Monday, March 19, 2012
Because of the beautiful early spring here in Maryland, I spent the better part of my weekend beginning to get the yard into beautiful shape. If you know me, you know that I have a brown thumb...make it a withered dried brown thumb that is crumbling from lack of water or sunlight or care. But I tried all the same because it is a crime how badly we have let this yard fall into a disarray of dead foliage and choking vines.
When we brought our house years ago, we had no idea what we were getting into. The people who owned the house before the people who sold it to us were a retired couple with plenty of time for planting, and planting they did. The result were these pristine flower beds of azaleas and a rhododendron bush and daffodils and a bunch of other very, very pretty flowers I don't know by name. Things grew the spring following our September buy...pretty things...fragrant things...it was like we had bought a rainbow.
But pretty things need care, and with 3 children and a job, care always seems to be the thing I cannot give. Then, the vines start up, choking off pine trees and flowers and whatever else. If I am not vigilant, I sometimes lose plants before it's time for their leaves to fall or their flowers to wilt.
So, this year, I decided, I would start early, since Mother Nature skipped winter and went straight to gorgeous weather. And so, I have been cutting and trimming and de-vining everything I can. I've already gone through an entire set of those paper yard bags and I am not anywhere near complete. I'm spring cleaning the yard.
And that is very cathartic.
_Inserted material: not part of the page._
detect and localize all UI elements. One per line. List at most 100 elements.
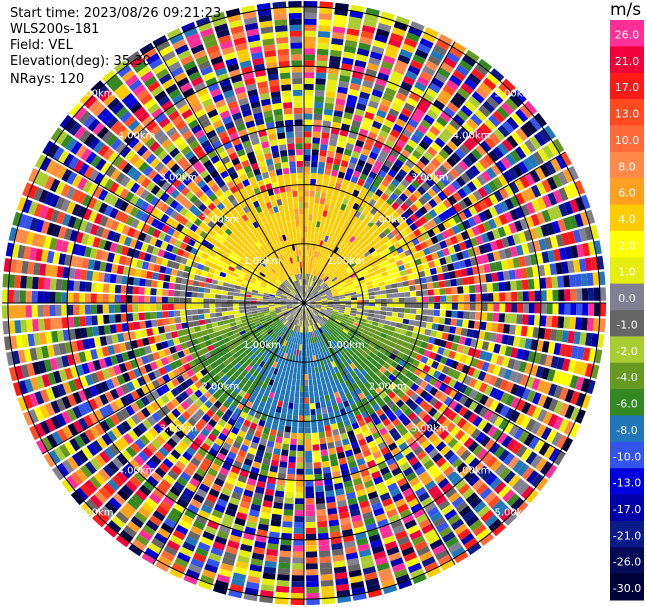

I sometimes wish I could spring clean my life, throwing away viney problems threatening to choke the pretty stuff in my life like I've thrown away the massive poundage of vines this weekend. I let these "vines" grow too long sometimes. Sometimes, I start to tear away their grip but then I get lax and they take hold again. Like the vines that grow up each year in my flower bed (despite the small fortune I have put into weed killer), the vines in my life seems to come back when I am not watching. Yet, the pretty things are there too, sometimes a little choked, but they always come back as well, flowering like they were never touched and full of promise.